I went to school in Haiti, a country that had once been a French colony called St Domingue, where slavery was abolished after local struggles in the wake of the French revolution in 1793. A Black general named Toussaint Louverture soon rose to become the governor of the colony and defended it with great success against the British and the Spanish. Napoleon Bonaparte became First Consul and, perhaps under the influence of his white creole wife Josephine, decided to re-instate slavery in all French colonies. In 1802, he sent a fleet headed by his brother-in-law, the general Leclerc, together with his sister Pauline and sixty thousand troops to St Domingue to eliminate Toussaint Louverture and force the people back into shackles. Before being betrayed and arrested, however, Toussaint Louverture had suggested to Napoleon to export the French revolution to the rest of the Americas by rallying Black support through the promise of freedom. His advice was rejected.

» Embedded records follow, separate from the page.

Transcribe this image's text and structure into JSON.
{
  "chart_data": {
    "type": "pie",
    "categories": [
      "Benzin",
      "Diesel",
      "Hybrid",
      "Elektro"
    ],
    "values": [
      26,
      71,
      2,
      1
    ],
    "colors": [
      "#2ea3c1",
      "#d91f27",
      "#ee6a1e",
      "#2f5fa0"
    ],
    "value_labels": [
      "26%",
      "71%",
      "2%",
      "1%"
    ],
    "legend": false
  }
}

 One of my memories of primary school is a history lesson in my fifth year. It was a cool day, one when you didn’t need the ceiling fans on. I looked at the black and white drawings of Toussaint Louverture, first as a decorated general riding his splendid horse, and then as a wretch, a Black man freezing in front of an empty fireplace in a lonely cell on top of a snowy mountain. It was heart-breaking. Having lived my whole life in the Tropics, I couldn’t imagine a worse fate than death by cold. Toussaint Louverture died alone in 1803 after being imprisoned in Fort de Joux for only eight months. By 1804 Napoleon Bonaparte had lost his American ambitions together with his troops in St Domingue. His defeat in what became Haiti led to France selling Louisiana to the United States.

It was only fitting that the man who sent the Haitian hero to die in the cold, was condemned himself to die on a hot, rocky island off the coast of Africa. His last words, as I and generations of Haitians have been told, were ‘If only I had listened to Toussaint.’ 

Famous last words have always been useful in validating a history. Who knows what Napoleon Bonaparte or Toussaint Louverture whispered in their dying breaths? For Ridley Scott and the film’s writer David Scarpa, that last line provides a tidy end to their story. As for me, I’ll go on remembering what I learned at school.